The Plaintiff is in the business of hospitality management and operation of restaurants. It is the proprietor of a label mark “THE NOODLE HOUSE” in respect of restaurant services serving Indo-Chinese cuisine. The Plaintiff adopted the mark in 2003. By virtue of extensive use and popularity of the restaurant bearing the mark, the same came to be associated with the Plaintiff. The Defendant was engaged in the business of hospitality and restaurant management. In 2008 the Plaintiff came to learn that the Defendant planned to start a restaurant offering the same cuisine as it did, also named THE NOODLE HOUSE and in the vicinity of the Plaintiff. In this background the Plaintiff sued.

The intention of the Defendant was obviously to cash in on the goodwill and reputation of the Plaintiff’s business and pass off its restaurant as that of the Plaintiff’s. The use of the identical mark by the Defendant would have resulted in the public associating the Defendant’s restaurant with that of the Plaintiff and in the process result in the Plaintiff’s mark being diluted. There was no explanation forthcoming from the Defendant as to why it adopted and proposed to use the same name.   

Although the registration of the Plaintiff’s mark was pending, the Court held that the Plaintiff was entitled to assert its rights and seek relief under common law arising on account of prior adoption and use of the mark. Pursuant to an application of the Plaintiff, the Court passed an order restraining the Defendant from using the impugned mark or any other confusingly and deceptively similar mark in any manner.
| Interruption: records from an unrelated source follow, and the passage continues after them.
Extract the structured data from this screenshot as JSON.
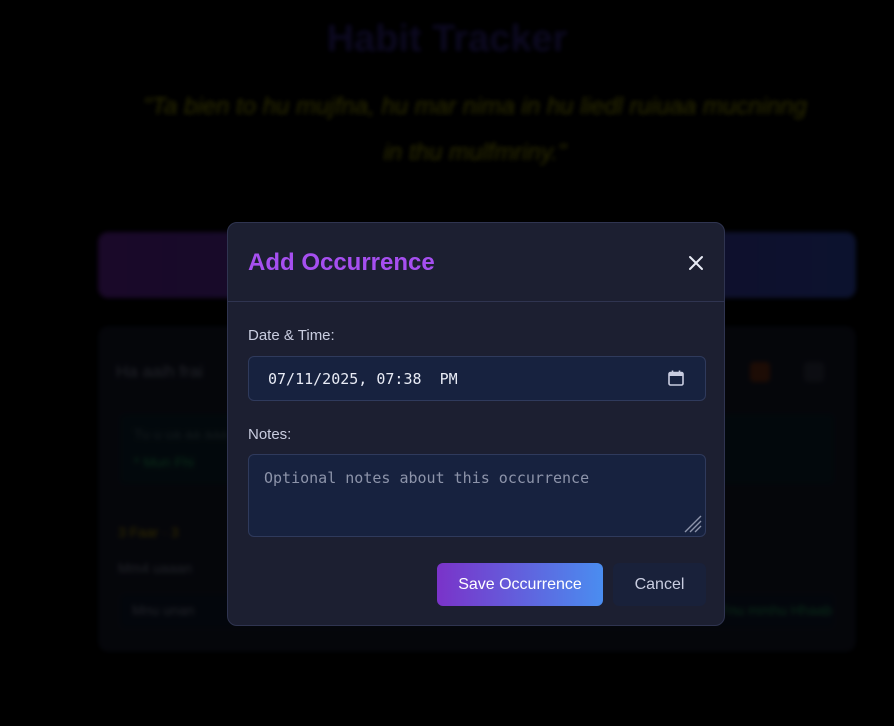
{
  "background": {
    "app_title": "Habit Tracker",
    "quote": "\"Ta bien to hu mujfna, hu mar nima in hu liedl ruiuaa mucninng in thu mulfmriny.\"",
    "card": {
      "title": "Ha aaih frai",
      "inner_line_1": "Tu u ua aa aaa",
      "inner_line_2": "* Mun Fhi",
      "stats": "3 Faar · 3",
      "sub": "Mm4 uaaan",
      "footer_left": "Mnu unan",
      "footer_right": "Fnu mmhu Hhaab"
    },
    "colors": {
      "title": "#3d2f9e",
      "quote": "#d4d400"
    }
  },
  "modal": {
    "title": "Add Occurrence",
    "close_icon": "close-icon",
    "date_label": "Date & Time:",
    "date_value": "07/11/2025, 07:38  PM",
    "calendar_icon": "calendar-icon",
    "notes_label": "Notes:",
    "notes_placeholder": "Optional notes about this occurrence",
    "notes_value": "",
    "save_label": "Save Occurrence",
    "cancel_label": "Cancel",
    "colors": {
      "accent": "#a64ff0",
      "save_gradient_start": "#7a33c9",
      "save_gradient_end": "#4a8df0",
      "surface": "#1c1f31",
      "input_bg": "#17223f"
    }
  }
}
The five elements of the modern tort of passing-off as laid down by Lord Diplock in Erwen Warnink BV Vs. J Townend & Sons viz. (i) misrepresentation; (ii) made by a trader in the course of trade (iii) to customers of goods and services supplied by him (iv) which is calculated to injure the business or goodwill of another trader and (v) which causes actual damage to a business or goodwill of a trader, were taken into consideration whilst providing the injunctive relief sought by the Plaintiff. In the absence of proof that actual damages were suffered, the Plaintiff was disentitled to any damages.                 

Conclusion

In passing the order, apart from considering the similarity of the mark and the services provided, the Court took into consideration the fact that the Defendant’s restaurant was in the vicinity of the Plaintiff’s and this was certain to cause irreparable loss and injury to the Plaintiff on account of the inevitable confusion/deception being caused in the minds of the general public and more so, in the minds of the loyal customers of the Plaintiff. The Defendant’s mala fide intentions were glaring.